Они построили дом на краю поселка, прекрасный двенадцатикомнатный деревянный дом с гладкими полами, оштукатуренными и оклеенными обоями стенами, — настоящий городской дом. Дерево они брали с собственной земли, а за работу, которую не могли выполнить сами, что-то делали для других. Но строительство заняло долгое время, больше двух лет, и еще до того, как оно было окончено, наступила вторая для них зима, лютая зима в горах. Mynheer, стоявший однажды на ветру и смотревший, как идет работа, простудился и, прежде чем они поняли, как серьезно он болен, пришел его смертный час. Той же зимой его жена, потерявшая интерес к строящемуся дому, угасла и спокойно ушла из жизни.

Эти двое, прежде чем покинуть эту новую для них страну ради другого мира, еще более нового, смотрели, бывало, на лежавшую в колыбели свою внучку Керри, о чем она не помнила. Но в мозгу ее и в плоти оставался их отпечаток.

* * *

Зимой 1858 года поселенцев охватила волна разочарований. Урожай оказался плохим, и часть поселенцев решила покончить с фермерством и перебраться в город, чтобы подыскать там себе занятие. Среди них были два старших сына mynheer'a — они уехали, забрав всех домочадцев. Остались только Германус со своим семейством да недостроенный дом.

Но его первенцу, родившемуся еще в старой стране, было уже около пятнадцати лет; он был для своего возраста очень умен, обладал чувством ответственности, и с его помощью, привлекая к делу, когда удавалось, помощников со стороны, Германус достроил дом, и они в него переехали.

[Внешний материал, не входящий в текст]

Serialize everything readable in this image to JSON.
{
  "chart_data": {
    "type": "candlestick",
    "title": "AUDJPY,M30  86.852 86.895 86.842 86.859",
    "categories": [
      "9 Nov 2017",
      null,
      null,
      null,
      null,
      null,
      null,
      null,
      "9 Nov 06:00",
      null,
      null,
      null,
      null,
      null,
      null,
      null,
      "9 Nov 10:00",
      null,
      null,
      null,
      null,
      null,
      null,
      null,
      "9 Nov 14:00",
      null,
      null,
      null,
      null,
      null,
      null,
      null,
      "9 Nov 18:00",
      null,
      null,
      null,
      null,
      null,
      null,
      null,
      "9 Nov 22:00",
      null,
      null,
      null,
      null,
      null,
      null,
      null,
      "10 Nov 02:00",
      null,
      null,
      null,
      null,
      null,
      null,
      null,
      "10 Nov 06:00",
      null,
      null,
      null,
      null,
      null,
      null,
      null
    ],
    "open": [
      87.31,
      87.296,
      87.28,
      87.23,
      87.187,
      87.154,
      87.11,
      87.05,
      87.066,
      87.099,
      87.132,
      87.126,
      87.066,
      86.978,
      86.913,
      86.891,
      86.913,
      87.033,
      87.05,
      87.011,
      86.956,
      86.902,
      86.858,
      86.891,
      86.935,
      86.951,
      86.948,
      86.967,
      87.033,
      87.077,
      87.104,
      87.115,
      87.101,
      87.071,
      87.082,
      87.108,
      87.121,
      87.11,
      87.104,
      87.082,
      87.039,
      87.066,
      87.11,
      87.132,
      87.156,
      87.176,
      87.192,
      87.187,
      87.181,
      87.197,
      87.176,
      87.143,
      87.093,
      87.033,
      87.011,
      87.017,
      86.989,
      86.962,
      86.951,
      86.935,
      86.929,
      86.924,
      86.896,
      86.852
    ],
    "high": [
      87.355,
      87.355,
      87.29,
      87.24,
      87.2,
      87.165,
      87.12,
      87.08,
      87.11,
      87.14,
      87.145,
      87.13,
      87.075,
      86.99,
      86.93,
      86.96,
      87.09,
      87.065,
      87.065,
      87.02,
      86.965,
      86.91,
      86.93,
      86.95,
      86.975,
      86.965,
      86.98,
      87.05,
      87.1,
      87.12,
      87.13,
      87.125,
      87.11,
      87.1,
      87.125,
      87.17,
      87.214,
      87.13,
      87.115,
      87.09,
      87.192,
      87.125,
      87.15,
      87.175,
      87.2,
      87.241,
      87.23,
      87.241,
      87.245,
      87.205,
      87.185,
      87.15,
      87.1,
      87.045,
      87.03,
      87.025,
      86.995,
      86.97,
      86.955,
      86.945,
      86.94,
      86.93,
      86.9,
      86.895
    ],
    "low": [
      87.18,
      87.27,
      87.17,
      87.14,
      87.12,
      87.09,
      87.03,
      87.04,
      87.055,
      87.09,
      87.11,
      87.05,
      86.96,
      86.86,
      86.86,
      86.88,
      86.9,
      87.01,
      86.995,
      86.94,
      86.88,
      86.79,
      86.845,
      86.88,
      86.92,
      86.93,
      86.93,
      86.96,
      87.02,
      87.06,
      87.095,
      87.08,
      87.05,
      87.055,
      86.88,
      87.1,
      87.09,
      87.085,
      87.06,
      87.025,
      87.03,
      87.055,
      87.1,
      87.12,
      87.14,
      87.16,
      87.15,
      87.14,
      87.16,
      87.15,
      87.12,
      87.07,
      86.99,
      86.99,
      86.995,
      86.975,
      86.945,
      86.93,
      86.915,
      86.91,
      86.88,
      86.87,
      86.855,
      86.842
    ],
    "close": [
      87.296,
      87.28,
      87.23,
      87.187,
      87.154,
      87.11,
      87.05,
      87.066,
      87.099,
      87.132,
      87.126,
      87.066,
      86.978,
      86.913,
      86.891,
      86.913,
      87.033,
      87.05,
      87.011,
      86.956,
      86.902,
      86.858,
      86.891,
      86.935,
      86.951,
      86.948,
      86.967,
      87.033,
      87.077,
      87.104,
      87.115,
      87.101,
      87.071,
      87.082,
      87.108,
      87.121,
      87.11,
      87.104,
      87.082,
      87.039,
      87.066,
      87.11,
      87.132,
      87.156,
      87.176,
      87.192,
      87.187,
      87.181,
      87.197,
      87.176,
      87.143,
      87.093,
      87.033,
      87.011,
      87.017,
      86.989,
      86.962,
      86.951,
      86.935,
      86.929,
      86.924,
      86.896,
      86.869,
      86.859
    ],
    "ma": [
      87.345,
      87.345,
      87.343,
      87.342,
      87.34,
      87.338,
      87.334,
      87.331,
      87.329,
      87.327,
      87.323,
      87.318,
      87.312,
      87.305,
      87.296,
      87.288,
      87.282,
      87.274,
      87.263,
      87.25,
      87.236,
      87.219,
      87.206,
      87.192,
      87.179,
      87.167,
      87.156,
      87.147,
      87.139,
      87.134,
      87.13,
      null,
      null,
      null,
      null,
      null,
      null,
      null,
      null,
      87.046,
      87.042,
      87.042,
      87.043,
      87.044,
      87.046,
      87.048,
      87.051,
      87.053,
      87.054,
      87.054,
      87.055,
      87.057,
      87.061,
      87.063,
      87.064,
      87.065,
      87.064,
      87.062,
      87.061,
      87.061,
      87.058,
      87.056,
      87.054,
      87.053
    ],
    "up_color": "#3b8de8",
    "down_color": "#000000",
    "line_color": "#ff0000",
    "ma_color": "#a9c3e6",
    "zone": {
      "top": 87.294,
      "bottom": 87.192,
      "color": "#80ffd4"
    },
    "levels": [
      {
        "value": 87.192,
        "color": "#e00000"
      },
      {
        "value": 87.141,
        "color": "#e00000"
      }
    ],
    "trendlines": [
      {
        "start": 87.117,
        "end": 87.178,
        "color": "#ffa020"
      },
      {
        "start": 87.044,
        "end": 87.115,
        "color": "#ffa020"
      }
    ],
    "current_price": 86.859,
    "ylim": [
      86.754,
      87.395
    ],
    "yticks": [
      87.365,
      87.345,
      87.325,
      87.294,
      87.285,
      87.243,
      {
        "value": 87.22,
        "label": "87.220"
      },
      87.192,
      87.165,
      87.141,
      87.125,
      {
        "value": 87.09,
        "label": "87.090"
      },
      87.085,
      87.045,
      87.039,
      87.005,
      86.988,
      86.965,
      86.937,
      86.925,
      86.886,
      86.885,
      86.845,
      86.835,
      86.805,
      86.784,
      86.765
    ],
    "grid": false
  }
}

Керри в ту пору было два года, и ее ранние воспоминания были связаны с этим новым домом и его большими, квадратными, незаставленными комнатами.

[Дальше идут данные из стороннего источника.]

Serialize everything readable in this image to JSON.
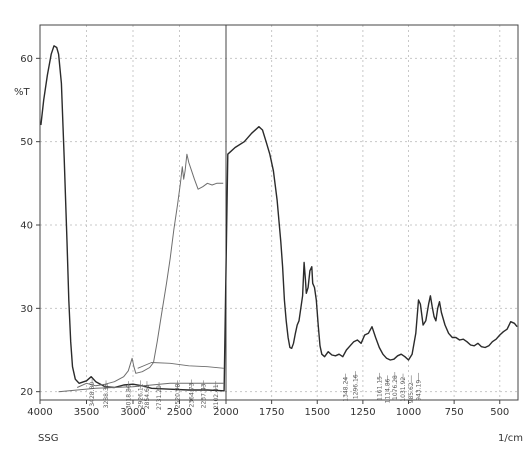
{
  "chart_data": {
    "type": "line",
    "title": "",
    "ylabel": "%T",
    "xlabel": "1/cm",
    "sample_label": "SSG",
    "xlim": [
      4000,
      400
    ],
    "ylim": [
      19,
      64
    ],
    "axis_break_at": 2000,
    "x_ticks": [
      4000,
      3500,
      3000,
      2500,
      2000,
      1750,
      1500,
      1250,
      1000,
      750,
      500
    ],
    "y_ticks": [
      20,
      30,
      40,
      50,
      60
    ],
    "grid": true,
    "colors": {
      "main": "#2b2b2b",
      "overlay": "#6e6e6e",
      "grid": "#c8c8c8",
      "frame": "#444444"
    },
    "series": [
      {
        "values": [
          [
            3990,
            52
          ],
          [
            3960,
            55
          ],
          [
            3920,
            58
          ],
          [
            3880,
            60.5
          ],
          [
            3850,
            61.5
          ],
          [
            3820,
            61.3
          ],
          [
            3800,
            60.5
          ],
          [
            3770,
            57
          ],
          [
            3740,
            48
          ],
          [
            3710,
            38
          ],
          [
            3690,
            31
          ],
          [
            3670,
            26
          ],
          [
            3650,
            23
          ],
          [
            3620,
            21.5
          ],
          [
            3580,
            21
          ],
          [
            3500,
            21.3
          ],
          [
            3450,
            21.8
          ],
          [
            3400,
            21.2
          ],
          [
            3300,
            20.6
          ],
          [
            3200,
            20.5
          ],
          [
            3100,
            20.8
          ],
          [
            3000,
            20.9
          ],
          [
            2900,
            20.7
          ],
          [
            2800,
            20.4
          ],
          [
            2600,
            20.3
          ],
          [
            2400,
            20.2
          ],
          [
            2200,
            20.2
          ],
          [
            2020,
            20.1
          ],
          [
            1990,
            48.5
          ],
          [
            1950,
            49.3
          ],
          [
            1900,
            50
          ],
          [
            1860,
            51
          ],
          [
            1820,
            51.8
          ],
          [
            1800,
            51.4
          ],
          [
            1780,
            50
          ],
          [
            1760,
            48.5
          ],
          [
            1740,
            46.5
          ],
          [
            1720,
            43
          ],
          [
            1700,
            38
          ],
          [
            1690,
            35
          ],
          [
            1680,
            31
          ],
          [
            1670,
            28.5
          ],
          [
            1660,
            26.5
          ],
          [
            1650,
            25.3
          ],
          [
            1640,
            25.2
          ],
          [
            1630,
            25.8
          ],
          [
            1620,
            27
          ],
          [
            1610,
            28
          ],
          [
            1600,
            28.5
          ],
          [
            1590,
            30
          ],
          [
            1580,
            31.5
          ],
          [
            1572,
            35.5
          ],
          [
            1565,
            33.5
          ],
          [
            1560,
            31.8
          ],
          [
            1550,
            32.5
          ],
          [
            1540,
            34.5
          ],
          [
            1530,
            35
          ],
          [
            1525,
            33
          ],
          [
            1515,
            32.5
          ],
          [
            1505,
            31
          ],
          [
            1495,
            28
          ],
          [
            1485,
            25.5
          ],
          [
            1475,
            24.5
          ],
          [
            1460,
            24.2
          ],
          [
            1440,
            24.8
          ],
          [
            1420,
            24.4
          ],
          [
            1400,
            24.3
          ],
          [
            1380,
            24.5
          ],
          [
            1360,
            24.2
          ],
          [
            1340,
            25
          ],
          [
            1320,
            25.5
          ],
          [
            1300,
            26
          ],
          [
            1280,
            26.2
          ],
          [
            1260,
            25.8
          ],
          [
            1240,
            26.8
          ],
          [
            1220,
            27
          ],
          [
            1200,
            27.8
          ],
          [
            1180,
            26.5
          ],
          [
            1160,
            25.3
          ],
          [
            1140,
            24.5
          ],
          [
            1120,
            24
          ],
          [
            1100,
            23.8
          ],
          [
            1080,
            23.9
          ],
          [
            1060,
            24.3
          ],
          [
            1040,
            24.5
          ],
          [
            1020,
            24.2
          ],
          [
            1000,
            23.8
          ],
          [
            980,
            24.5
          ],
          [
            960,
            27
          ],
          [
            945,
            31
          ],
          [
            935,
            30.5
          ],
          [
            920,
            28
          ],
          [
            905,
            28.5
          ],
          [
            890,
            30.5
          ],
          [
            880,
            31.5
          ],
          [
            870,
            30.2
          ],
          [
            860,
            29
          ],
          [
            850,
            28.5
          ],
          [
            840,
            30
          ],
          [
            830,
            30.8
          ],
          [
            820,
            29.5
          ],
          [
            800,
            28
          ],
          [
            780,
            27
          ],
          [
            760,
            26.5
          ],
          [
            740,
            26.5
          ],
          [
            720,
            26.2
          ],
          [
            700,
            26.3
          ],
          [
            680,
            26
          ],
          [
            660,
            25.6
          ],
          [
            640,
            25.5
          ],
          [
            620,
            25.8
          ],
          [
            600,
            25.4
          ],
          [
            580,
            25.3
          ],
          [
            560,
            25.5
          ],
          [
            540,
            26
          ],
          [
            520,
            26.3
          ],
          [
            500,
            26.8
          ],
          [
            480,
            27.2
          ],
          [
            460,
            27.5
          ],
          [
            440,
            28.4
          ],
          [
            420,
            28.2
          ],
          [
            405,
            27.8
          ]
        ]
      },
      {
        "values": [
          [
            3600,
            20.5
          ],
          [
            3500,
            21
          ],
          [
            3400,
            20.7
          ],
          [
            3300,
            20.9
          ],
          [
            3200,
            21.2
          ],
          [
            3100,
            21.8
          ],
          [
            3050,
            22.5
          ],
          [
            3010,
            24
          ],
          [
            2990,
            23
          ],
          [
            2970,
            22.2
          ],
          [
            2900,
            22.4
          ],
          [
            2820,
            22.9
          ],
          [
            2780,
            23.5
          ],
          [
            2740,
            26
          ],
          [
            2690,
            29.5
          ],
          [
            2640,
            33
          ],
          [
            2600,
            36
          ],
          [
            2560,
            39.5
          ],
          [
            2520,
            42.5
          ],
          [
            2490,
            45
          ],
          [
            2470,
            47
          ],
          [
            2455,
            45.5
          ],
          [
            2440,
            46.5
          ],
          [
            2420,
            48.5
          ],
          [
            2400,
            47.5
          ],
          [
            2370,
            46.5
          ],
          [
            2340,
            45.5
          ],
          [
            2300,
            44.3
          ],
          [
            2250,
            44.6
          ],
          [
            2200,
            45
          ],
          [
            2150,
            44.8
          ],
          [
            2100,
            45
          ],
          [
            2030,
            45
          ]
        ]
      },
      {
        "values": [
          [
            3800,
            20
          ],
          [
            3600,
            20.2
          ],
          [
            3400,
            20.4
          ],
          [
            3200,
            20.5
          ],
          [
            3000,
            20.6
          ],
          [
            2800,
            20.8
          ],
          [
            2600,
            21
          ],
          [
            2400,
            21
          ],
          [
            2200,
            21
          ],
          [
            2020,
            21
          ]
        ]
      },
      {
        "values": [
          [
            2950,
            22.8
          ],
          [
            2800,
            23.5
          ],
          [
            2600,
            23.4
          ],
          [
            2400,
            23.1
          ],
          [
            2200,
            23.0
          ],
          [
            2020,
            22.8
          ]
        ]
      }
    ],
    "peak_labels": [
      {
        "x": 3440,
        "y": 20.6,
        "text": "3428.80"
      },
      {
        "x": 3290,
        "y": 20.4,
        "text": "3288.36"
      },
      {
        "x": 3050,
        "y": 20.3,
        "text": "3018.80"
      },
      {
        "x": 2920,
        "y": 20.4,
        "text": "2926.11"
      },
      {
        "x": 2850,
        "y": 20.3,
        "text": "2854.65"
      },
      {
        "x": 2720,
        "y": 20.2,
        "text": "2731.20"
      },
      {
        "x": 2520,
        "y": 20.4,
        "text": "2520.98"
      },
      {
        "x": 2370,
        "y": 20.5,
        "text": "2364.73"
      },
      {
        "x": 2240,
        "y": 20.4,
        "text": "2237.43"
      },
      {
        "x": 2110,
        "y": 20.3,
        "text": "2102.41"
      },
      {
        "x": 1345,
        "y": 21.2,
        "text": "1348.24"
      },
      {
        "x": 1290,
        "y": 21.5,
        "text": "1296.16"
      },
      {
        "x": 1160,
        "y": 21.3,
        "text": "1161.15"
      },
      {
        "x": 1115,
        "y": 21.0,
        "text": "1114.86"
      },
      {
        "x": 1075,
        "y": 21.4,
        "text": "1076.28"
      },
      {
        "x": 1030,
        "y": 21.2,
        "text": "1031.92"
      },
      {
        "x": 985,
        "y": 21.0,
        "text": "985.62"
      },
      {
        "x": 945,
        "y": 21.3,
        "text": "943.19"
      }
    ]
  }
}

Этот просторный, величественный, прекрасный дом, измысленный некогда mynheer'oм, ее дедом, и законченный жадными до работы молодыми руками ее брата, стал частью этой американки.

* * *

С этого момента Керри все помнила сама, а не знала с чужих слов, и много лет спустя уже после того, как она переселилась в Китай, она рассказывала мне свою историю. Ей не случалось подолгу со мной беседовать. Она была слишком обременена заботами, чтобы тратить время на болтовню. Но оглядываясь на те тридцать лет, что я прожила с ней, я мало-помалу воссоздаю картину ее детства и юности, проведенных в маленьком виргинском городке, выросшем на плодородной возвышенности в горах Литтл-Левелс.

По утрам в воскресенье она обычно рассказывала мне больше, чем в будни. Воскресные дни почему-то оживляли ее воспоминания о доме. В эти дни она даже вставала с постели с иным выражением лица. В ней было меньше деловитости и больше умиротворенности. Чуть нахмуренные брови разглаживались, блестящие глаза обычно вспыхивавшие искрами и отнюдь не безмятежные, излучали спокойствие.

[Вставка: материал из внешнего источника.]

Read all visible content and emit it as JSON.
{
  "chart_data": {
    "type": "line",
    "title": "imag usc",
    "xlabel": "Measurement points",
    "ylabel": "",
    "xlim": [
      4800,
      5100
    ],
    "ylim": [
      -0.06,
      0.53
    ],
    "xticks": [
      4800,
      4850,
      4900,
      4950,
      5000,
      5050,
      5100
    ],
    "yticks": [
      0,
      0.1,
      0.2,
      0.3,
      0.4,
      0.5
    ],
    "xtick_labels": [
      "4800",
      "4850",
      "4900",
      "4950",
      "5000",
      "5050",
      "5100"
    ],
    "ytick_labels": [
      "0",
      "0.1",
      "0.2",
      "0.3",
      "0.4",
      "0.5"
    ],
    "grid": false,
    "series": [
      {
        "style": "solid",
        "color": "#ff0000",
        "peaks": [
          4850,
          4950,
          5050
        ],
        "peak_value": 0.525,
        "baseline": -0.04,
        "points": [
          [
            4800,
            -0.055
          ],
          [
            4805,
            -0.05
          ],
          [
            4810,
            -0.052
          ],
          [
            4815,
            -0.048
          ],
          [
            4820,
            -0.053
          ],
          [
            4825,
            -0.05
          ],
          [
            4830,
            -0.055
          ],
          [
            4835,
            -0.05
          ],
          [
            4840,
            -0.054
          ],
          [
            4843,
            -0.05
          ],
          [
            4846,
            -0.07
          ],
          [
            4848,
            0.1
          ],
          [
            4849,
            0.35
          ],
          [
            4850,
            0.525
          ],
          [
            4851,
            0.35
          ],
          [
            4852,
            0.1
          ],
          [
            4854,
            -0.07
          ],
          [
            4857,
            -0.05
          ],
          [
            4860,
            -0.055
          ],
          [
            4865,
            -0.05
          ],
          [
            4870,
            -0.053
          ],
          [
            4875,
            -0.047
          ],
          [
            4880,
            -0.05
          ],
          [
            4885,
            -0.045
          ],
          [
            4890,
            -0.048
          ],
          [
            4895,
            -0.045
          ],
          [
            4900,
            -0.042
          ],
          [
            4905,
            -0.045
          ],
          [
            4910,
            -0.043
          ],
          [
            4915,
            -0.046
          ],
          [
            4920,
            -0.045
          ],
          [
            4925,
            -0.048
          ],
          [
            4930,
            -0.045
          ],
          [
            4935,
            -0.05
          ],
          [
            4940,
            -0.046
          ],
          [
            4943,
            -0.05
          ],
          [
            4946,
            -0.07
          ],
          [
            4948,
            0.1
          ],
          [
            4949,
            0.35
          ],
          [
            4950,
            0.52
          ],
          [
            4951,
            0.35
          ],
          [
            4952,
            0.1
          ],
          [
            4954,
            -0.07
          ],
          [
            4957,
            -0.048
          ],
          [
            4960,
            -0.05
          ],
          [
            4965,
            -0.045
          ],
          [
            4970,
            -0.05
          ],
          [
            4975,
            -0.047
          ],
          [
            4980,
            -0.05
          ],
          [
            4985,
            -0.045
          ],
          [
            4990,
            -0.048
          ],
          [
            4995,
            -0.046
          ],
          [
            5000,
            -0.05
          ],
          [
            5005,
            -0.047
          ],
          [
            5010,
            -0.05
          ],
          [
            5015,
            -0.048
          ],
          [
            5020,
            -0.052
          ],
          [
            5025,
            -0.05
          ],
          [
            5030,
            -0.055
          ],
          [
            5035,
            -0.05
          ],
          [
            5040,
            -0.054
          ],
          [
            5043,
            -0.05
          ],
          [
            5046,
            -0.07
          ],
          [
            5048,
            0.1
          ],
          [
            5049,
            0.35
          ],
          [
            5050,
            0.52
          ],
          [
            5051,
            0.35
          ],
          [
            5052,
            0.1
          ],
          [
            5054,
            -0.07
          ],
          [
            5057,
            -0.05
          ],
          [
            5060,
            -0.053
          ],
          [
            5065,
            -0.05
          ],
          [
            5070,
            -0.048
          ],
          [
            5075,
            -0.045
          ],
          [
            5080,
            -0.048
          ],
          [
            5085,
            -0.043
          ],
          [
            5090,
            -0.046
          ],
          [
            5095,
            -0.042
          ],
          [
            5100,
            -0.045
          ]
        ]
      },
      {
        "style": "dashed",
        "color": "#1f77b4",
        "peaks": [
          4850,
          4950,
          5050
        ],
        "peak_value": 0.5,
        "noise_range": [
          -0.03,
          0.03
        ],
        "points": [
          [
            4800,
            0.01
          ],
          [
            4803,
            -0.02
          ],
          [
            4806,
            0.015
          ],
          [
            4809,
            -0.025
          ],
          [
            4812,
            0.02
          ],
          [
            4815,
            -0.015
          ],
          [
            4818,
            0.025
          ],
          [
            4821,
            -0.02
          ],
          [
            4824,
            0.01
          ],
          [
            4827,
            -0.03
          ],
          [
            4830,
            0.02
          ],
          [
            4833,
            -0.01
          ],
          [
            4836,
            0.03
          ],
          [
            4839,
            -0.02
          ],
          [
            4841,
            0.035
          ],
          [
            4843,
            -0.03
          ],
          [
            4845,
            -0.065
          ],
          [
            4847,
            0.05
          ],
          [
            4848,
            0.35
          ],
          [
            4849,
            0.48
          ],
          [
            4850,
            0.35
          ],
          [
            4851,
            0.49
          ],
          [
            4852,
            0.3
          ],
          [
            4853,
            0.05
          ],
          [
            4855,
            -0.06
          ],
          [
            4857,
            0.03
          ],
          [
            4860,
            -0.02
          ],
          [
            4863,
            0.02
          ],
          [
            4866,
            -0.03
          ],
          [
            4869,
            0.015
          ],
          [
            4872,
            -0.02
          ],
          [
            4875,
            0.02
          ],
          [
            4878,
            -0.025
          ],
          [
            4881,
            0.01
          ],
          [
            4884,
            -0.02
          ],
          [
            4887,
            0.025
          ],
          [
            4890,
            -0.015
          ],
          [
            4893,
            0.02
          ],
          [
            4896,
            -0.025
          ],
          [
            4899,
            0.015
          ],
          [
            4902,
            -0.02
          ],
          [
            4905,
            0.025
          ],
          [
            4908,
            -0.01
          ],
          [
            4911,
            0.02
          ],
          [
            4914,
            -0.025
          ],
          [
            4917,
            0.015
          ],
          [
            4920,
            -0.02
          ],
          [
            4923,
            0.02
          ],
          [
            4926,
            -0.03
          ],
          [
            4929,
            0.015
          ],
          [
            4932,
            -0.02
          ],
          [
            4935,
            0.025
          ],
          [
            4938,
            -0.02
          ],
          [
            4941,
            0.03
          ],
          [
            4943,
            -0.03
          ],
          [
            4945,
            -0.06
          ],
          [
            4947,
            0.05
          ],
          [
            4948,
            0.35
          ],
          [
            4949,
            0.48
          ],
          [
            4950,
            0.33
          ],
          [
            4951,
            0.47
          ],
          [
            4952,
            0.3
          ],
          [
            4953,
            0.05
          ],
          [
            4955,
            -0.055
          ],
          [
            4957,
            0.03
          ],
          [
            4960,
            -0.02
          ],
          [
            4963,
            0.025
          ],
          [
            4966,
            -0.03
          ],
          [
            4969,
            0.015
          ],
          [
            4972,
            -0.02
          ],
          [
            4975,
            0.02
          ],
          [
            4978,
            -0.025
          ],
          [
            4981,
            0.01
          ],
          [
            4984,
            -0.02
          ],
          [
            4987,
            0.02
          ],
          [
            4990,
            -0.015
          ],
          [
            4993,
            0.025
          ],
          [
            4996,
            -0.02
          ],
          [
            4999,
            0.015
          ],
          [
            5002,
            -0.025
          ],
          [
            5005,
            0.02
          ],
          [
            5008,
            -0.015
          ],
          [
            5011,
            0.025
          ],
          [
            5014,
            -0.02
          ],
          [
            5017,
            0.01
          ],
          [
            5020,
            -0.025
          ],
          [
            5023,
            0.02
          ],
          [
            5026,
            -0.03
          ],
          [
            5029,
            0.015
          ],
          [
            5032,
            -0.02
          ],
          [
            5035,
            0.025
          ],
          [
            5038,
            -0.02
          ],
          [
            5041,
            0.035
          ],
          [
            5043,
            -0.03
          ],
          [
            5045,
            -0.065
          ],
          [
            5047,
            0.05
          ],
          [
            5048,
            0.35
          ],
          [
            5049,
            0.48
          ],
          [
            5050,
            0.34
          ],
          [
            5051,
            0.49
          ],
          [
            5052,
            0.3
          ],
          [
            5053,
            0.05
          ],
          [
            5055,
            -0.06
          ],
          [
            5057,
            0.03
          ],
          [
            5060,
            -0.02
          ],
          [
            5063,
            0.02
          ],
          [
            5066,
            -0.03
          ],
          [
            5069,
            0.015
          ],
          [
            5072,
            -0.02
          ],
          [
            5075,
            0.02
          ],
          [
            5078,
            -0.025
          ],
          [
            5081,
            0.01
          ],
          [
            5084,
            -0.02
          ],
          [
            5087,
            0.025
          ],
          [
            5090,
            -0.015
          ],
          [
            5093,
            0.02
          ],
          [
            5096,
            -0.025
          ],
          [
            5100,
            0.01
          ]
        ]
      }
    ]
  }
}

Воскресный завтрак в светлой миссионерской столовой протекал в общем веселье. Мне вспоминается сияющая белизной скатерть, непременная ваза с только что распустившимися цветами, горячий кофе, южный горячий хлеб, варенье, ветчина с яичницей. Желтокожий китайский мальчик услужливо сновал туда-сюда и расставлял чашки с блюдцами, а она незаметно, жестами, указывала ему, что делать. Время от времени она поглядывала на свой сад — всегда с любовью, независимо от того, был он в цвету или стоял с голыми ветками под зимним небом.

— Милый дворик, — обычно восклицала она.

Иногда во время еды она говорила: «Тихое субботнее утро всегда напоминает мне о доме. Вот бы… услышать колокольный перезвон! Я помню, как по утрам мой отец вышагивал в церковь с Библией под мышкой — прямой как стрела, а ведь ему было уже восемьдесят лет!»